What are the main issues now?
SD- The big issues now are related to the various jurisdictions – for example, how does a European entity access US liquidity? etc. The key point is to establish a global market place. Given where we are with different regulations, there has been fragmentation of liquidity, so going forward we have to try and minimize the danger, which this fragmentation brings across jurisdictions.
How has the FIX protocol helped address that?
SD- If we look at a regional level, actually the challenges associated with internal fragmentation have been significantly mitigated by the use of FIX. It’s very easy now for both the buy-side and the sell-side to deploy their technology for different asset classes through the use of aggregation tools or smart order routing to effectively rebuild and reintegrate that market, even if there are individual liquidity pools in different SEFs. We’ve done a pretty good job within each regulatory environment, maximizing the integration and making sure that internal fragmentation can be re-aggregated very easily through cross asset technologies that exist today.
Would you say that eventually we would get regulators across the world to cooperate and establish a global OTC derivatives market?

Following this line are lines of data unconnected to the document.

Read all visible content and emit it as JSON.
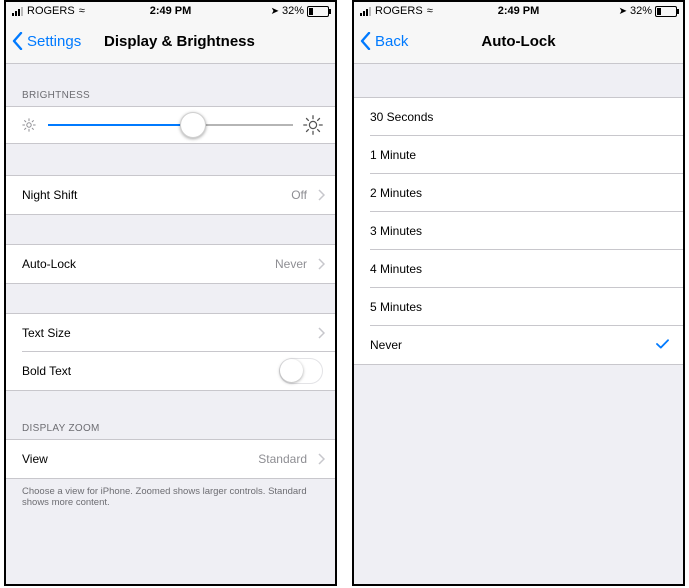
{
  "status_bar": {
    "carrier": "ROGERS",
    "time": "2:49 PM",
    "battery_text": "32%",
    "battery_level": 0.32
  },
  "left_screen": {
    "back_label": "Settings",
    "title": "Display & Brightness",
    "brightness_header": "BRIGHTNESS",
    "brightness_level": 0.59,
    "night_shift": {
      "label": "Night Shift",
      "value": "Off"
    },
    "auto_lock": {
      "label": "Auto-Lock",
      "value": "Never"
    },
    "text_size": {
      "label": "Text Size"
    },
    "bold_text": {
      "label": "Bold Text",
      "enabled": false
    },
    "display_zoom_header": "DISPLAY ZOOM",
    "view": {
      "label": "View",
      "value": "Standard"
    },
    "footnote": "Choose a view for iPhone. Zoomed shows larger controls. Standard shows more content."
  },
  "right_screen": {
    "back_label": "Back",
    "title": "Auto-Lock",
    "options": [
      "30 Seconds",
      "1 Minute",
      "2 Minutes",
      "3 Minutes",
      "4 Minutes",
      "5 Minutes",
      "Never"
    ],
    "selected": "Never"
  },
  "colors": {
    "accent": "#007aff",
    "background": "#efeff4",
    "secondary_text": "#8e8e93",
    "separator": "#c8c7cc"
  },
  "icons": {
    "back": "chevron-left-icon",
    "disclosure": "chevron-right-icon",
    "brightness_low": "sun-small-icon",
    "brightness_high": "sun-large-icon",
    "selected": "checkmark-icon",
    "wifi": "wifi-icon",
    "location": "location-arrow-icon",
    "battery": "battery-icon",
    "signal": "signal-bars-icon"
  }
}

SD- It’s much better to ask a regulatory body, but from a practical perspective I am relatively positive on this matter. At a detail level from our conversations with regulators in Europe, what we see is a willingness to work with the industry to make sure that as far as possible the European regulators learn their lessons from the US. While it doesn’t mean that they are going to do things in exactly the same way, it does show that there is a willingness to understand what the US has done. Looking further ahead at Asia, those regulators are observing what’s happening with both Dodd-Frank and MiFid. Overall, it looks like a lot of good interaction is starting to happen at the grassroots.
So, how have the SEFs implemented the FIX Protocol?
TH- We have defined a set of specifications that any API needs to conform to – about 80 different workflows within the SEF concert. Our job was to set the standard, which allows each SEF to implement something and then all the interested parties to be able to code up to that standard, and feel comfortable that if they did it for one SEF, that implementation could be leveraged for the other SEFs as well. We deliberately wanted to stay away from building a network ourselves, so the specification allows interested parties to build their own technology in an open world. Our specification is an open standard.